Wer den Wechsel in die private Krankenversicherung in Erwägung zieht sollte sich nicht von günstigen Einstiegsangeboten der Privatversicherer blenden lassen und schnelle, nicht zu Ende überlegte Entscheidungen treffen, sondern sich individuell und spezifisch beraten lassen. Viele der neu auf den Markt kommende Tarife kalkulieren in erster Linie mit einer günstigen Mitgliederstruktur aus jungen und gesunden Kunden. Kommen jedoch nicht ausreichend Patienten dieses Klientels hinzu, geht die Kalkulation nicht mehr auf und Beitragserhöhungen werden unvermeidbar.

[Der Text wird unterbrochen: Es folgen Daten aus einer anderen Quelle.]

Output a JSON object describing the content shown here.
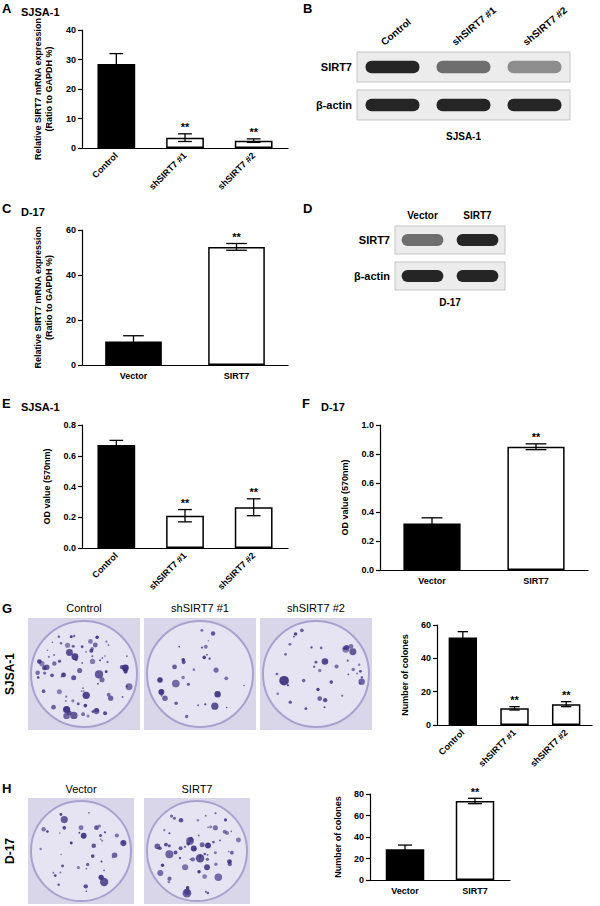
{
  "chart_data": [
    {
      "panel": "A",
      "type": "bar",
      "title": "SJSA-1",
      "ylabel": "Relative SIRT7 mRNA expression\n(Ratio to GAPDH %)",
      "categories": [
        "Control",
        "shSIRT7 #1",
        "shSIRT7 #2"
      ],
      "values": [
        28.5,
        3.5,
        2.5
      ],
      "errors": [
        3.5,
        1.3,
        0.6
      ],
      "annotations": [
        null,
        "**",
        "**"
      ],
      "colors": [
        "#000000",
        "#ffffff",
        "#ffffff"
      ],
      "ylim": [
        0,
        40
      ],
      "yticks": [
        0,
        10,
        20,
        30,
        40
      ],
      "grid": false
    },
    {
      "panel": "C",
      "type": "bar",
      "title": "D-17",
      "ylabel": "Relative SIRT7 mRNA expression\n(Ratio to GAPDH %)",
      "categories": [
        "Vector",
        "SIRT7"
      ],
      "values": [
        10.5,
        52.5
      ],
      "errors": [
        2.5,
        1.5
      ],
      "annotations": [
        null,
        "**"
      ],
      "colors": [
        "#000000",
        "#ffffff"
      ],
      "ylim": [
        0,
        60
      ],
      "yticks": [
        0,
        20,
        40,
        60
      ],
      "grid": false
    },
    {
      "panel": "E",
      "type": "bar",
      "title": "SJSA-1",
      "ylabel": "OD value (570nm)",
      "categories": [
        "Control",
        "shSIRT7 #1",
        "shSIRT7 #2"
      ],
      "values": [
        0.67,
        0.21,
        0.265
      ],
      "errors": [
        0.03,
        0.04,
        0.055
      ],
      "annotations": [
        null,
        "**",
        "**"
      ],
      "colors": [
        "#000000",
        "#ffffff",
        "#ffffff"
      ],
      "ylim": [
        0,
        0.8
      ],
      "yticks": [
        {
          "value": 0,
          "label": "0.0"
        },
        0.2,
        0.4,
        0.6,
        0.8
      ],
      "grid": false
    },
    {
      "panel": "F",
      "type": "bar",
      "title": "D-17",
      "ylabel": "OD value (570nm)",
      "categories": [
        "Vector",
        "SIRT7"
      ],
      "values": [
        0.32,
        0.85
      ],
      "errors": [
        0.04,
        0.02
      ],
      "annotations": [
        null,
        "**"
      ],
      "colors": [
        "#000000",
        "#ffffff"
      ],
      "ylim": [
        0,
        1
      ],
      "yticks": [
        {
          "value": 0,
          "label": "0.0"
        },
        0.2,
        0.4,
        0.6,
        0.8,
        {
          "value": 1,
          "label": "1.0"
        }
      ],
      "grid": false
    },
    {
      "type": "bar",
      "ylabel": "Number of colones",
      "categories": [
        "Control",
        "shSIRT7 #1",
        "shSIRT7 #2"
      ],
      "values": [
        52.5,
        10,
        12.5
      ],
      "errors": [
        3.5,
        1,
        1.5
      ],
      "annotations": [
        null,
        "**",
        "**"
      ],
      "colors": [
        "#000000",
        "#ffffff",
        "#ffffff"
      ],
      "ylim": [
        0,
        60
      ],
      "yticks": [
        0,
        20,
        40,
        60
      ],
      "grid": false
    },
    {
      "type": "bar",
      "ylabel": "Number of colones",
      "categories": [
        "Vector",
        "SIRT7"
      ],
      "values": [
        28.5,
        73.5
      ],
      "errors": [
        4,
        2.5
      ],
      "annotations": [
        null,
        "**"
      ],
      "colors": [
        "#000000",
        "#ffffff"
      ],
      "ylim": [
        0,
        80
      ],
      "yticks": [
        0,
        20,
        40,
        60,
        80
      ],
      "grid": false
    }
  ],
  "blots": [
    {
      "panel": "B",
      "cell_line": "SJSA-1",
      "lanes": [
        "Control",
        "shSIRT7 #1",
        "shSIRT7 #2"
      ],
      "rows": [
        "SIRT7",
        "β-actin"
      ]
    },
    {
      "panel": "D",
      "cell_line": "D-17",
      "lanes": [
        "Vector",
        "SIRT7"
      ],
      "rows": [
        "SIRT7",
        "β-actin"
      ]
    }
  ],
  "colony_images": [
    {
      "panel": "G",
      "cell_line": "SJSA-1",
      "labels": [
        "Control",
        "shSIRT7 #1",
        "shSIRT7 #2"
      ]
    },
    {
      "panel": "H",
      "cell_line": "D-17",
      "labels": [
        "Vector",
        "SIRT7"
      ]
    }
  ]
}
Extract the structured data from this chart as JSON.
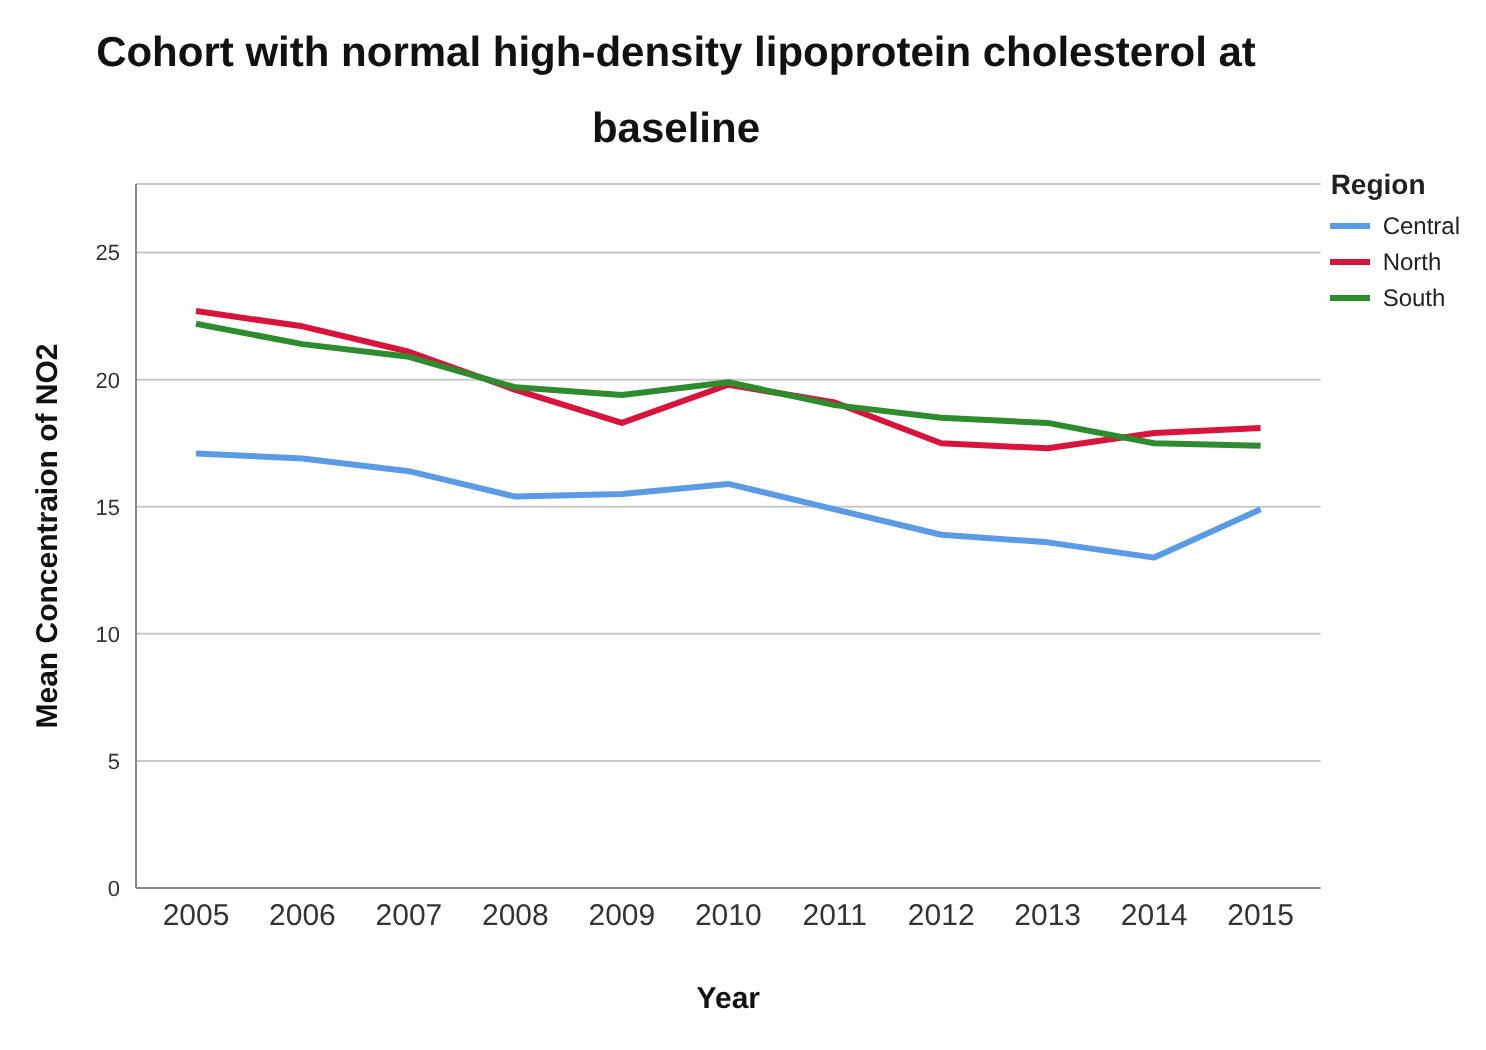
{
  "chart_data": {
    "type": "line",
    "title": "Cohort with normal high-density lipoprotein cholesterol at baseline",
    "xlabel": "Year",
    "ylabel": "Mean Concentraion of NO2",
    "legend_title": "Region",
    "categories": [
      "2005",
      "2006",
      "2007",
      "2008",
      "2009",
      "2010",
      "2011",
      "2012",
      "2013",
      "2014",
      "2015"
    ],
    "series": [
      {
        "name": "Central",
        "color": "#5b9be6",
        "values": [
          17.1,
          16.9,
          16.4,
          15.4,
          15.5,
          15.9,
          14.9,
          13.9,
          13.6,
          13.0,
          14.9
        ]
      },
      {
        "name": "North",
        "color": "#d9143c",
        "values": [
          22.7,
          22.1,
          21.1,
          19.6,
          18.3,
          19.8,
          19.1,
          17.5,
          17.3,
          17.9,
          18.1
        ]
      },
      {
        "name": "South",
        "color": "#2e8b2e",
        "values": [
          22.2,
          21.4,
          20.9,
          19.7,
          19.4,
          19.9,
          19.0,
          18.5,
          18.3,
          17.5,
          17.4
        ]
      }
    ],
    "ylim": [
      0,
      27.7
    ],
    "yticks": [
      0,
      5,
      10,
      15,
      20,
      25
    ],
    "grid": "y",
    "legend": "top right",
    "marker": "none",
    "line_style": "solid"
  }
}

Aus diesem Grund sollten in Frage kommende Privatversicherer und der gewünschte Versicherungsschutz vor Vertragsabschluss ausreichend hinsichtlich Leistungs- und Beitragsstabilität abgewägt werden und keine Billigpolice gewählt werden, die nur kurzfristiges Einsparpotential bietet.

Möchte man vom besseren Versicherungsschutz einer privaten Versicherung profitieren, sollte nicht an den falschen Stellen gespart werden, sondern mit Hilfe eines Beraters ein günstiger, aber sicherer Tarif gesucht werden. So entscheiden auch mitunter die persönlichen Lebensumstände darüber, welcher privater Versicherungsschutz sich langfristig rechnet. Am wenigsten abwägen müssen an dieser Stelle alle Beihilfeberechtigte, vor allem Beamte, da diese in der PKV meistens am Besten aufgehoben sind. Während sie in der GKV unabhängig vom Einkommen stets den Höchstbeitrag leisten müssen, übernimmt die Beihilfe für die private Krankenversicherung 50 – 80% der Heilkosten. Auch für Alleinstehende oder kinderlose Doppelverdiener ist ein Wechsel in die private Krankenversicherung durchaus überlegenswert. Anzumerken ist hierbei, dass, wenn es Familienzuwachs gibt, das Kind automatisch den Versicherungsschutz des Besserverdieners teilt, was im Falle einer privaten Krankenversicherung einen zusätzlichen monatlichen Beitrag von rund 70 – 90 € bedeutet.

Außer im Basistarif der privaten Krankenversicherungen, werden Beiträge nach Versicherungsumfang und nach Risiko kalkuliert. Trotz alledem sollten in jedem Fall im Gesundheitstest alle Angaben richtig gemacht werden, um spätere Schwierigkeiten mit dem Privatversicherer zu vermeiden. Im brancheneinheitlichen Basistarif wirkt sich der Risikocheck nicht negativ auf die Höhe des Beitrags aus, sondern wird nach Eintrittsalter und Geschlecht bemessen – die Leistungen übersteigen jedoch meist nicht die der gesetzlichen Krankenversicherung. Ein besserer und umfassenderer Versicherungsschutz als in der gesetzlichen kann durch die private Krankenversicherung auch zu langfristig beitragsstabilen Beiträgen gewährleistet werden. Dieses Versicherungspaket zu erhalten und sich damit dauerhaft sicher zu fühlen bedarf einer entsprechend guten Auseinandersetzung mit der Thematik vor Vertragsabschluss.